Blue Pill? Or The Red Pill?
How about not Resurrecting a franchise 20 years too late?
“The Matrix” broke new ground when it debuted in March 1999. It changed movies and its legacy in pop culture will always be cherished. There was nothing like it when it came out in the early Spring of 1999.
The sequels, while divisive among some but those two films still delivered a conclusion to the trilogy. We thought we had seen the last of Neo, Trinity, and Morpheus. But 20 years later here is “The Matrix Resurrections”.
I am conflicted. I really do like some of the ideas presented in the film by Lana Wachowski. The execution is not as good. The film becomes too meta sometimes for its own good and does not come off as clever but cynical and bitter.
“The first half of the movie was getting annoying with all the visual callbacks to the original trilogy. It picked up a little but just felt meh overall” said Alycia Brown, a Behavioral Therapist.

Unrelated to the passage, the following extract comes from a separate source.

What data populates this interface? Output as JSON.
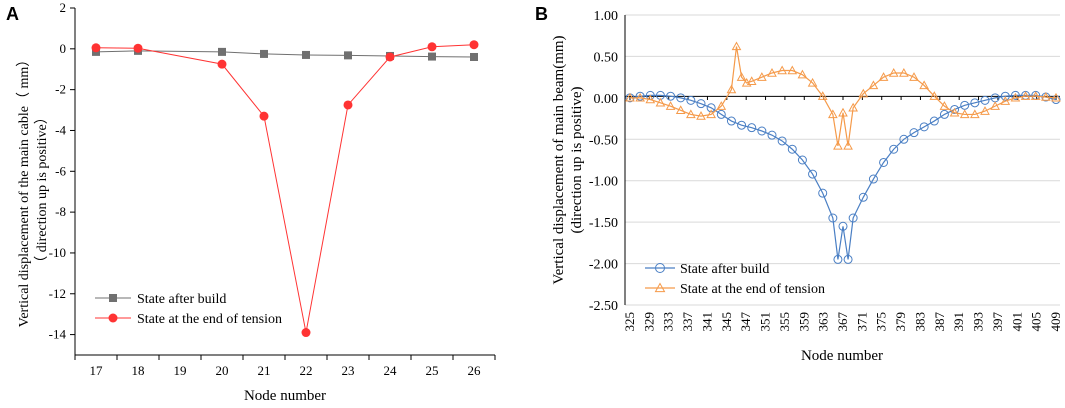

The plot revolves around Neo once again needs to escape into the real world, rescuing the woman he’s been pining after inside the Matrix for decades: Carrie-Anne Moss’s Trinity. The love story at the center of the film works well, as do a few exposition dumps that do a relatively good job of trying to justify this movie’s existence while building on the franchise’s mythology.
Again, the main issue of the film is that nothing here really needs to happen, and the film feels like a tacked-on epilogue after “The Matrix Revolutions”. The action scenes are nowhere near as good as the original trilogy and feels choppy, the original composer Don Davis is sorely missing, and this film just feels off. There is something missing.
Dragging Neo, Trinity, Morpheus, and Agent Smith back into the Matrix for one more adventure result in a blockbuster that has little of any substance to say, action scenes that won’t register, and a retreading of old ground that literally sees clips from the previous movies play out on screen on multiple occasions.
The Matrix Resurrections is playing in theaters everywhere.